First I had abandoned all pride and called Comcast, a company to which I swore I would never give a cent. Thankfully the young lady on the phone who "helped" me there was so infuriatingly obtuse and rote that I hung up on her. I investigated Direct TV, but it seemed too expensive. In the end it was looking like Dish was the best option. I had previously just streamed all the TV I wanted to see on various sites, both legal and illegal, but some stuff was slipping through the cracks. I missed valuable crappy horror movie marathons and anything that was happening live, like the Trayvon Martin trial or the Lotto ball picks. Important stuff like that. That would never do.
My landlord hated the idea of installing the dolorous digital diaphragm on his house, but agreed to it since I guess it's the law (who knew?). I'll spare you the details about how long it took to get the thing up and going, or the fact that it ended up being $60 more a month than I had anticipated. I had signed a goddamned contract. Almost as soon as it was up it slowly dawned on me that subscription television services like this one were going to be obsolete in a year. I had basically just bought a new 12-disc CD player on the eve of the iTunes launch.
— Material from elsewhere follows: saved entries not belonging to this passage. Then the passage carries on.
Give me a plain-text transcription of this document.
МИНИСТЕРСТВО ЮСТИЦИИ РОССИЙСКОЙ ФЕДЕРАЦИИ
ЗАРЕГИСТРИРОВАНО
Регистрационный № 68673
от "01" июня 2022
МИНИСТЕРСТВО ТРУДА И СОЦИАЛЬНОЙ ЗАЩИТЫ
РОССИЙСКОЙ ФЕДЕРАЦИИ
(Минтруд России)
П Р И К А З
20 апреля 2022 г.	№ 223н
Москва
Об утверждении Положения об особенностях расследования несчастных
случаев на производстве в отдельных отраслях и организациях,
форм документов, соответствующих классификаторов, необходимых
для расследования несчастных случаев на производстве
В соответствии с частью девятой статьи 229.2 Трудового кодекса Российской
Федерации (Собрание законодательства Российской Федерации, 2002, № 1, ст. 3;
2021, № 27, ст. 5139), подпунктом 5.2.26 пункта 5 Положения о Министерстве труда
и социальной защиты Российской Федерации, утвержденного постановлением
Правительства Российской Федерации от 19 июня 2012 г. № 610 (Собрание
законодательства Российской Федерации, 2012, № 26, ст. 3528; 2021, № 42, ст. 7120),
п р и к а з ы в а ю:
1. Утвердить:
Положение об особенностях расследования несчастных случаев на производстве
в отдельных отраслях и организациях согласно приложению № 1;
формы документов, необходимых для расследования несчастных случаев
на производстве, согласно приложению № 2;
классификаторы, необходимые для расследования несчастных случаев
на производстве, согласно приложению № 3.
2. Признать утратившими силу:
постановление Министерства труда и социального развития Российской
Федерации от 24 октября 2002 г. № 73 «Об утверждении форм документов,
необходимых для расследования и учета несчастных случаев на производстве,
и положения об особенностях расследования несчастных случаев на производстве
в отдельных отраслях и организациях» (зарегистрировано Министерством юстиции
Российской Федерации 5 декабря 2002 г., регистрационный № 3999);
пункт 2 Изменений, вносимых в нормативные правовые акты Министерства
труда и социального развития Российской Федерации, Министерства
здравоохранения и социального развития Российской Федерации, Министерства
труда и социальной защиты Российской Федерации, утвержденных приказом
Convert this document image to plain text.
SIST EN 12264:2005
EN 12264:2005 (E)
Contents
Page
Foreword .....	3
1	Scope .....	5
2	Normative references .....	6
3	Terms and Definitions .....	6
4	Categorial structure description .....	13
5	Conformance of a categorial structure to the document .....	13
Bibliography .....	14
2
Of course, it's wonderful that our options are expanding. The latest trend is single subscriptions to single channels through your computer, as HBO is planning to do. Since cable and satellite companies have been able to yank up their rates to ridiculous levels based on the "Yeah, but with this package you get HBO" schtick, the behemoth providers are freaking out. Soon people will be able to pay a nominal fee to HBO directly, allowing us to completely forgo any of these cable companies. It reminds me of an old poster that indie record stores used to put up in the '80s, "Home taping is killing the record industry! ... And it's about time."
Everyone hates cable, Dish, and Direct TV. And the companies brought it on themselves. Allowing a handful of shareholders to have a lock on what everyone sees is feudal. It's time to behead them.
But last week Dish really went above and beyond the call of douchery. The details are murky, but basically it stopped carrying any Turner Broadcasting networks, which means no CNN, Cartoon Network, or TCM. According to The Wall Street Journal, the company says that it dumped them because their ratings were low. Boy, they must really think their customers are the extended family of Honey Boo Boo, too stupid to figure out that Dish is just being cheap and maybe even vindictive. Turner is owned by Time Warner, which also owns HBO. As the WSJ points out, Dish has a history of dumping networks that decide or even think about going rogue by providing separate online outlets, as it did with World Wrestling Entertainment and the AMC Networks.
If this is what is happening, and Dish is trying to stick it to Warner, it shows incredible imprudence on its part. It knows that it can't dump HBO, because then it really will lose a ton of subscribers. But Dish perhaps thought that it could get away with axing Turner Classic Movies in some sort of megalithic game of chicken with TW. This hardball crap might've worked back in 2012 with AMC, but not now. Newsflash: While you guys are maneuvering in boardrooms like 12-year-olds with Transformers, the villagers are sharpening their pitchforks. If and when I am given better alternatives than what you are presenting me, which at this point is an Etch-A-Sketch, I am going to bail faster than you can say, "Would you like to bundle that?"
Oh she mad, she mad.
Unlike music, it's fair to say that the liberation of television broadcasts online will not cause gigantic money losses for the industry. It will however hopefully cause major financial losses for Dish, Comcast, Direct TV, and any other entity that bled us dry knowing that we would do whatever it took to watch Breaking Bad in real time. Home streaming is killing the national cable TV industry ... And it's about time.